Propheten und andere Erdwürmer

20121109-222303.jpgWie immer gegen Ende des Jahres wird darüber spekuliert, was uns wohl der kommende Winter bringt. Da will auch seemoz nicht außen vor stehen und hat bei Franz Holz, dem Spötter aus dem Hegau, nachgefragt. Ganz kluge Köpfe, so unser Autor, wollen kürzlich herausgefunden haben, dass wahrscheinlich mit Kälte zu rechnen ist. Andere setzen noch einen drauf und prophezeien haushohe Schneeberge nebst vagabundierendem Blitzeis oder überfrierender Nässe. Träumerische Außenseiter konterten umgehend

Sie wittern um Weihnachten herum eine gewaltige Warmfront, die sich ab Ende November über Stockach West zusammen braut, hurtig Richtung Bodensee zieht und uns ab 20. Dezember Plusgrade um die 22 Grad bescheren soll.
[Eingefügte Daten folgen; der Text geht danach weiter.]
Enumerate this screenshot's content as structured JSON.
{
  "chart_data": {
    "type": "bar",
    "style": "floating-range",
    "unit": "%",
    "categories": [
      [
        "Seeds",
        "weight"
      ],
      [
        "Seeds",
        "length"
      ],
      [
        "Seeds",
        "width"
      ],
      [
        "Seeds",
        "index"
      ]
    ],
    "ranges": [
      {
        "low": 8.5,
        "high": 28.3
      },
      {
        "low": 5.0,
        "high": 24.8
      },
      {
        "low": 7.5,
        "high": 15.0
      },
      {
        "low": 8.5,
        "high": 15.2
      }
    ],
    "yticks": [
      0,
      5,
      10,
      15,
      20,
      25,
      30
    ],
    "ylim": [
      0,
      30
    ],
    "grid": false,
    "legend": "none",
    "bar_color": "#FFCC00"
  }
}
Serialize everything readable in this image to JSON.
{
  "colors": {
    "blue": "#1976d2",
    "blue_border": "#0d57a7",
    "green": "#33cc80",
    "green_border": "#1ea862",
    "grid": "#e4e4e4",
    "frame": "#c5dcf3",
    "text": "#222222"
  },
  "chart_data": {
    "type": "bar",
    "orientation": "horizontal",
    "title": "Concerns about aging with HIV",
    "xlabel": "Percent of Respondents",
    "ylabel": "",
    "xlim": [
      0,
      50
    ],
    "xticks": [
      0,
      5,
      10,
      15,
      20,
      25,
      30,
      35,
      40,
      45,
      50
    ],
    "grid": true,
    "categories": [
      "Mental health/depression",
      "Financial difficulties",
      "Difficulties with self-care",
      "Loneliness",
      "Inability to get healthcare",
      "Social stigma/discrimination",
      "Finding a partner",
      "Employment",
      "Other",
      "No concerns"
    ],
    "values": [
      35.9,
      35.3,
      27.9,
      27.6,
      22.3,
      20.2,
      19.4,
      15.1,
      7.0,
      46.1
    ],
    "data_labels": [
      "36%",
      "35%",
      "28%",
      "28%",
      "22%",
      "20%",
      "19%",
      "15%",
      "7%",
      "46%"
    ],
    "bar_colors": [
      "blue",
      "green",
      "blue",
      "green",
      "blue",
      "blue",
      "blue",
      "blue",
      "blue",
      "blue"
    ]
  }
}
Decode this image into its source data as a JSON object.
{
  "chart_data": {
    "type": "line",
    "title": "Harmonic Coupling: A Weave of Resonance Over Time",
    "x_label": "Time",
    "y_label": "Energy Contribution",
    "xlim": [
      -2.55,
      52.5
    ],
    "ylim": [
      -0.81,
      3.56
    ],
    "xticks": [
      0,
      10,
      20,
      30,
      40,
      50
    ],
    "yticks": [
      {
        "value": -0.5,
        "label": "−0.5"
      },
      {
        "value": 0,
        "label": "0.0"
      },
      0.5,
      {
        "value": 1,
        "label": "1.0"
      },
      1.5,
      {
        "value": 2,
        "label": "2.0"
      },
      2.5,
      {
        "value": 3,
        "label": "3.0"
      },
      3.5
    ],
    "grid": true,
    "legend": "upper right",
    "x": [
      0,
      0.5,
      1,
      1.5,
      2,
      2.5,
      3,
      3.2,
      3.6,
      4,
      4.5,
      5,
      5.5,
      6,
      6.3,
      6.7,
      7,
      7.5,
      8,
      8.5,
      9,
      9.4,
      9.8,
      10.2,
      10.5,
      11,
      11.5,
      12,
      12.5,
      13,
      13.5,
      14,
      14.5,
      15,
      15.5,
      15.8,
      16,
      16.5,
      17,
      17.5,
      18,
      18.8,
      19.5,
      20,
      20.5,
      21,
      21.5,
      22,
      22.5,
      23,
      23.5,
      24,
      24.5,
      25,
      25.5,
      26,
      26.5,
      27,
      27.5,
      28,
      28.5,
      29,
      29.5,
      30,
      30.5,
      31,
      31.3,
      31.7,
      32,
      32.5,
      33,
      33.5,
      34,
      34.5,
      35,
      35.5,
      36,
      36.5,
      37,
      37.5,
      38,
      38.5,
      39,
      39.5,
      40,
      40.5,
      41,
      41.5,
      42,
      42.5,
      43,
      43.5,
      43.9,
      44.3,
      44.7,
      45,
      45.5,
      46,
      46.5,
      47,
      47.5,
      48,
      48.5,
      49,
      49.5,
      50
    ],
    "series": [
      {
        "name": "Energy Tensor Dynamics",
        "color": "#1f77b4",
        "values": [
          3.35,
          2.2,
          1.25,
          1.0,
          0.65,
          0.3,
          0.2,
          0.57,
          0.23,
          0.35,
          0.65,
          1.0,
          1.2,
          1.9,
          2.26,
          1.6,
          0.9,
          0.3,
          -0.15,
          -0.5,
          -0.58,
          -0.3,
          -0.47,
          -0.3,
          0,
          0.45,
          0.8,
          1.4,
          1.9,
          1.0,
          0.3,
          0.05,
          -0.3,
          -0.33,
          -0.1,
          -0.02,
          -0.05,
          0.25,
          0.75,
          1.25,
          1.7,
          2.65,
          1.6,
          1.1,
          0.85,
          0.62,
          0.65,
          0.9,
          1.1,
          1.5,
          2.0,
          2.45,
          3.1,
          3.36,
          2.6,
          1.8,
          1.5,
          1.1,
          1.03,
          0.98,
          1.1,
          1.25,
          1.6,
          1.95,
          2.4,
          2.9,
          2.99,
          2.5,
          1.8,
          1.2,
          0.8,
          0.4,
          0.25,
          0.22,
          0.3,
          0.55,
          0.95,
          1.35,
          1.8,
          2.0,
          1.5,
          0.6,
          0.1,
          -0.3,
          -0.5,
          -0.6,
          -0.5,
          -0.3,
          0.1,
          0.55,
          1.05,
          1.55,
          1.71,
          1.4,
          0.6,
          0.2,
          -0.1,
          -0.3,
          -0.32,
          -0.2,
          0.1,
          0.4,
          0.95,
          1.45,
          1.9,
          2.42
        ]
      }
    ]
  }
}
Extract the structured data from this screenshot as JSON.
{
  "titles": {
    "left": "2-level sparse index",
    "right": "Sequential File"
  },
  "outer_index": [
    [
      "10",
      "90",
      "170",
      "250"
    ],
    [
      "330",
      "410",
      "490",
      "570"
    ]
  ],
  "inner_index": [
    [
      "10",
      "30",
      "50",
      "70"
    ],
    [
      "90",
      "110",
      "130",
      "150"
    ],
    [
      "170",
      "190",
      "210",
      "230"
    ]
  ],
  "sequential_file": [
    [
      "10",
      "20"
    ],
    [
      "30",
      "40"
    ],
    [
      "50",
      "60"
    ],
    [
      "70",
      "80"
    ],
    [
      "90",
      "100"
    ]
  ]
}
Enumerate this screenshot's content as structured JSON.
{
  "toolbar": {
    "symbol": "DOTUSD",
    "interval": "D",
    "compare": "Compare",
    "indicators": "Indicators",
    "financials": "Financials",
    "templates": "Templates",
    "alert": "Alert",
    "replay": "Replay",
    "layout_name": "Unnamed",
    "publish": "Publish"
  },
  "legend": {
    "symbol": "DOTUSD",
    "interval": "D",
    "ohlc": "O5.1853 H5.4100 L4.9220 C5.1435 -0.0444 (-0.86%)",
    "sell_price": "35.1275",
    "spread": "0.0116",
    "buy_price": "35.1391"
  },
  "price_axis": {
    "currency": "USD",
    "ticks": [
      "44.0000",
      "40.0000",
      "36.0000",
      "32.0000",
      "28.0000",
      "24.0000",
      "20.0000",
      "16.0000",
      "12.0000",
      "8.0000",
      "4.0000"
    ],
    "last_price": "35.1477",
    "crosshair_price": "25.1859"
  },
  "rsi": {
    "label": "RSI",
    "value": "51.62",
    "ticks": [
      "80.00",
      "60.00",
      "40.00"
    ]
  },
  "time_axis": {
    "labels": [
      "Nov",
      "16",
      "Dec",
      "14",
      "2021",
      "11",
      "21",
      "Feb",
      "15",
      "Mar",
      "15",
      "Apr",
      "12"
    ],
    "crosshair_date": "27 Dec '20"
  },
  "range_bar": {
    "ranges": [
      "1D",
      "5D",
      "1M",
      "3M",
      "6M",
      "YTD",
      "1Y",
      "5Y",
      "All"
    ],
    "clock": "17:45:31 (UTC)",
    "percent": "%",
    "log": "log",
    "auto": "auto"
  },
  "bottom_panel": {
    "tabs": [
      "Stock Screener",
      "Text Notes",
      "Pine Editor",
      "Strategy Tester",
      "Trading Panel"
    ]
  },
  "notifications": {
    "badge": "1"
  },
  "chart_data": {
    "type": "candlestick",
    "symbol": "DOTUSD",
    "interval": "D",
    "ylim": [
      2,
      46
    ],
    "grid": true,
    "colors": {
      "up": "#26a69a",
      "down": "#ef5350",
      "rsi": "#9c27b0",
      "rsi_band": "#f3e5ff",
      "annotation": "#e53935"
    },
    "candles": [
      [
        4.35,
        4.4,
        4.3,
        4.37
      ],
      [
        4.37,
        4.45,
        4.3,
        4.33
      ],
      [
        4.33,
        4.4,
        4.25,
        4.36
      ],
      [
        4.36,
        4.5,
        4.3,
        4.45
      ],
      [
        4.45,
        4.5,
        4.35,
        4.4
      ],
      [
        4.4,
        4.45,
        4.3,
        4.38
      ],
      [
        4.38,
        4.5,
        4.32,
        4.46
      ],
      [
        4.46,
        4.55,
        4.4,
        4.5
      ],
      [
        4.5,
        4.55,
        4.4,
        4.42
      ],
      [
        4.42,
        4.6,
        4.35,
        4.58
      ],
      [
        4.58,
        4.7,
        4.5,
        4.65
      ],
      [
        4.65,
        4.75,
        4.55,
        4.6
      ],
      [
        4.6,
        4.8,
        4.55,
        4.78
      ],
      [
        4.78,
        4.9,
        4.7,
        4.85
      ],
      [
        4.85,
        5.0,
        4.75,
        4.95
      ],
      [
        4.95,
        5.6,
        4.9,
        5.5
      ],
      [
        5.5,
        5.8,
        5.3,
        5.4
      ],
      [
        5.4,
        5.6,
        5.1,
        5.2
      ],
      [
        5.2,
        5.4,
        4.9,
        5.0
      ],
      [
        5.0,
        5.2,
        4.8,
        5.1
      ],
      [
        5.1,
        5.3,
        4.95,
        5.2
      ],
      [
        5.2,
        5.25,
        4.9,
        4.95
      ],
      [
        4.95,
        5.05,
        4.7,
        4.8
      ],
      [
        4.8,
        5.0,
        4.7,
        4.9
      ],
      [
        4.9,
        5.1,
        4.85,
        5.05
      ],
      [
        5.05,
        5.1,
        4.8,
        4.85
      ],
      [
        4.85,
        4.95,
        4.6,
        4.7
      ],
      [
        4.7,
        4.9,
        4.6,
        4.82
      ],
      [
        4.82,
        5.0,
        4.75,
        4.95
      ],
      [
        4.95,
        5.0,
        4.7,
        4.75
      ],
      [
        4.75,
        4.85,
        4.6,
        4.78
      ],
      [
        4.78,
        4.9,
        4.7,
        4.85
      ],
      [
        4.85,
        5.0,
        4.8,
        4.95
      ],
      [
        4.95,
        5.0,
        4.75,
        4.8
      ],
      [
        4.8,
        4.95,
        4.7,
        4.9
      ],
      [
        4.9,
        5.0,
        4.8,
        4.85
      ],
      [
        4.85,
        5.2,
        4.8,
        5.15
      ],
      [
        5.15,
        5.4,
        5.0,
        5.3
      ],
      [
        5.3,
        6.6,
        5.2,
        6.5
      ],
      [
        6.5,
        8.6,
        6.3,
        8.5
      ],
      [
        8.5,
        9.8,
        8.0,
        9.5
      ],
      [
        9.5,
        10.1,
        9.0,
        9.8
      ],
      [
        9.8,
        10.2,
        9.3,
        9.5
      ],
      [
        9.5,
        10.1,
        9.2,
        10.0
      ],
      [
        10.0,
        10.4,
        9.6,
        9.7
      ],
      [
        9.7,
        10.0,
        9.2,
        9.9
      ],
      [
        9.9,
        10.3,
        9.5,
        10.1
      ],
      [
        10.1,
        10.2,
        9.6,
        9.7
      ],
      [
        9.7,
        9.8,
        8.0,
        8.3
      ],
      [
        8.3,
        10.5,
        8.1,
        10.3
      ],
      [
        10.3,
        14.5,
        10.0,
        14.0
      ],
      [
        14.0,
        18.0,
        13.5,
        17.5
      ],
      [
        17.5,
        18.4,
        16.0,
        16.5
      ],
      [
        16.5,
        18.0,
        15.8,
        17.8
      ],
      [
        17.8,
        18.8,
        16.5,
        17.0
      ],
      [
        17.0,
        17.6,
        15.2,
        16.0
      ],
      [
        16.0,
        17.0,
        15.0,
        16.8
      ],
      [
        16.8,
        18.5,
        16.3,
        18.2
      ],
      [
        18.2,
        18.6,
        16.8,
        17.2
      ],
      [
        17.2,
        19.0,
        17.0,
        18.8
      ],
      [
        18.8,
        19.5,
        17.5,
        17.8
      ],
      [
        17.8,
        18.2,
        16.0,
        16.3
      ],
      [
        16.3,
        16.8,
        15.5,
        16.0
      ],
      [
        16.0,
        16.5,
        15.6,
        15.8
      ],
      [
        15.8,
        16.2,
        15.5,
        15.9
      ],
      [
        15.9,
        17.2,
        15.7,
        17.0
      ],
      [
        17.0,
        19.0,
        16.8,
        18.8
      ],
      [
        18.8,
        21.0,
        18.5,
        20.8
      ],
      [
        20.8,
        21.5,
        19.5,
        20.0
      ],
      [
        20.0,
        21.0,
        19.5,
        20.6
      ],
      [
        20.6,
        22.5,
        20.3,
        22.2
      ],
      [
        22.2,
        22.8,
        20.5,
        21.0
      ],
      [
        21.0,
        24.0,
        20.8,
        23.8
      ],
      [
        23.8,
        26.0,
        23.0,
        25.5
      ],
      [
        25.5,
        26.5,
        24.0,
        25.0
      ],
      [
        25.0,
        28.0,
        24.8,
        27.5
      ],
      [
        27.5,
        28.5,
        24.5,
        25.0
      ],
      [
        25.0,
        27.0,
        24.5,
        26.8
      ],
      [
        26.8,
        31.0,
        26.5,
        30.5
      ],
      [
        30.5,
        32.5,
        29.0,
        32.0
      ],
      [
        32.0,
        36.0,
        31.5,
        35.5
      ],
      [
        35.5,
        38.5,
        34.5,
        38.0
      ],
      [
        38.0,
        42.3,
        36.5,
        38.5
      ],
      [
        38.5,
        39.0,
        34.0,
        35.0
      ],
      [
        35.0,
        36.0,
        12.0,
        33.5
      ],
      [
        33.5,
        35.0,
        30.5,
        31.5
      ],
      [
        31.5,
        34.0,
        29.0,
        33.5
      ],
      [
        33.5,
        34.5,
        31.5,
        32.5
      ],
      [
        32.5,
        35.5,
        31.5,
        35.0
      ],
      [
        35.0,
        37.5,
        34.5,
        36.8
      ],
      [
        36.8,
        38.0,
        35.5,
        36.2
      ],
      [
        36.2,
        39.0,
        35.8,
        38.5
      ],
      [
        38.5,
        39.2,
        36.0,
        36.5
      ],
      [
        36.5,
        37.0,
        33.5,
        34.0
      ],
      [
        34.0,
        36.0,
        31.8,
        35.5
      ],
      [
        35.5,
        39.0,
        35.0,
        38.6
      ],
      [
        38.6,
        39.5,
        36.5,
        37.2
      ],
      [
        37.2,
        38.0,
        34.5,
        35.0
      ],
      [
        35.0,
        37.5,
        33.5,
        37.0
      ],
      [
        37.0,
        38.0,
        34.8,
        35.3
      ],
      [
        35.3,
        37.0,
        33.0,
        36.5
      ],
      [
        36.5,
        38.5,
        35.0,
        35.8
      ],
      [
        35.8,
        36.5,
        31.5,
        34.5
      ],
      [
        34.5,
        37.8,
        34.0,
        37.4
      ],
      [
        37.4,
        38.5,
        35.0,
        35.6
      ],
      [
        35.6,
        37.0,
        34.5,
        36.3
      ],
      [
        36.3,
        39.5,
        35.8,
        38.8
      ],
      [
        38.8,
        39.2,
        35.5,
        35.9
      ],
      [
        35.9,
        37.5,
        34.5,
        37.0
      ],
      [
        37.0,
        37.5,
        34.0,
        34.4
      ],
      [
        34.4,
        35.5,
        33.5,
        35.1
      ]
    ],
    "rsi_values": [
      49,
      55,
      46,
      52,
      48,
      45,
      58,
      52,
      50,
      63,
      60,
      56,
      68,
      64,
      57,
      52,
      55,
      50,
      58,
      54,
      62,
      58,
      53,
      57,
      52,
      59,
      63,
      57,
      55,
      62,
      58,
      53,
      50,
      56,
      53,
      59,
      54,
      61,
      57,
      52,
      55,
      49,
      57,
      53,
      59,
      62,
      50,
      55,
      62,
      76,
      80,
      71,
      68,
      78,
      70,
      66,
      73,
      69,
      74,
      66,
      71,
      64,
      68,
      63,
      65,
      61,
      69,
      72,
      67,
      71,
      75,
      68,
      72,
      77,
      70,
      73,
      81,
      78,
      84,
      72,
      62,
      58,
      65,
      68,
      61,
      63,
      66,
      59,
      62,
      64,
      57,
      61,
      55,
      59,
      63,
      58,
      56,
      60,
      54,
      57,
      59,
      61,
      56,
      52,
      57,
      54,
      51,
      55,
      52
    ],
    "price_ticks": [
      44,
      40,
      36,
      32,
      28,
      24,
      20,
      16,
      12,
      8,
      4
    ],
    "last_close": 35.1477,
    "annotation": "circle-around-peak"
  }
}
Also Grill und Hollywoodschaukel vorsichtshalber draußen lassen, man weiß ja nie.

In aller Regel meldete sich dazu, als die Welt für ihn noch in Ordnung war, auch gerne der allseits bekannte TV-Wetterfrosch Jörg Kachelmann. Der aber hat zur Zeit anderes zu tun, interessiert sich nur noch nebenberuflich für Wolken, Sonne, Nebel und Temperaturen und torkelt lieber von einer Talkshow zur anderen. Mit im Gepäck seine junge Anvertraute, die bei Kachelmanns ganz klar das Sagen hat. Kachelmann selbst gerät dabei zum Statisten. Beide haben ein Buch geschrieben, in dem sie der Welt aufzeigen wollen, wie ungerecht und grottenfalsch die Vorwürfe waren, die Herr Kachelmann zu ertragen hatte und die ihm einen längeren Knastaufenthalt bescherten. Per Gerichtsbeschluss sei ja nun bestätigt worden, dass der Vorwurf der Vergewaltigung, dem unser Wetterfröschchen lange ausgesetzt war, so nicht haltbar sei. Kachelmann scheint zudem radikal geläutert, will bis ans Ende seiner Tage Abstand nehmen von Vielweiberei und hat sich öffentlich zur Monogamie bekannt. Das wird nicht einfach für einen, der jahrelang so ziemlich alles anbaggerte, was noch Puls hatte und bei drei nicht rechtzeitig auf einem hohen Baum war. Aber der gute Vorsatz zählt und wir wünschen viel Erfolg bei Kachelmanns löblichem Versuch, fürderhin treu zu leben und nicht nach eines anderen Mannes Weib zu schauen.

Eher sehr bodenständige und auf ihrer Scholle tief verwurzelte Wetterpropheten trafen sich gegen Ende Oktober in dem Städtchen Muotathal, etwa 40 Kilometer östlich von Luzern gelegen. Vor etwa 60 Jahren wurde dort der Metereologische Verein Innerschwyz gegründet, der heute rund 4000 Mitglieder zählt. Sechs „Muotathaler Wetterschmöcker“ geben sich zweimal im Jahr ein vergnügliches Stelldichein mit hohem Unterhaltungswert. Ihre Wetterdeutungen, einmal im April und die andere eben jetzt, seien den Vereinsmitgliedern in „humorvoller Weise“ mitzuteilen. So steht es in der Satzung. Grund genug, die Wetterheroen aus unserem beliebten Nachbarland vorzustellen. Als da wären: Alois Holdener (57), genannt „Tannzäpfler“, leitet seine Wetterprognose vom Zustand des Waldes und der Tannenzapfen ab. Karl Reichmuth (59), passionierter Jäger, orientiert sich am Verhalten der Füchse.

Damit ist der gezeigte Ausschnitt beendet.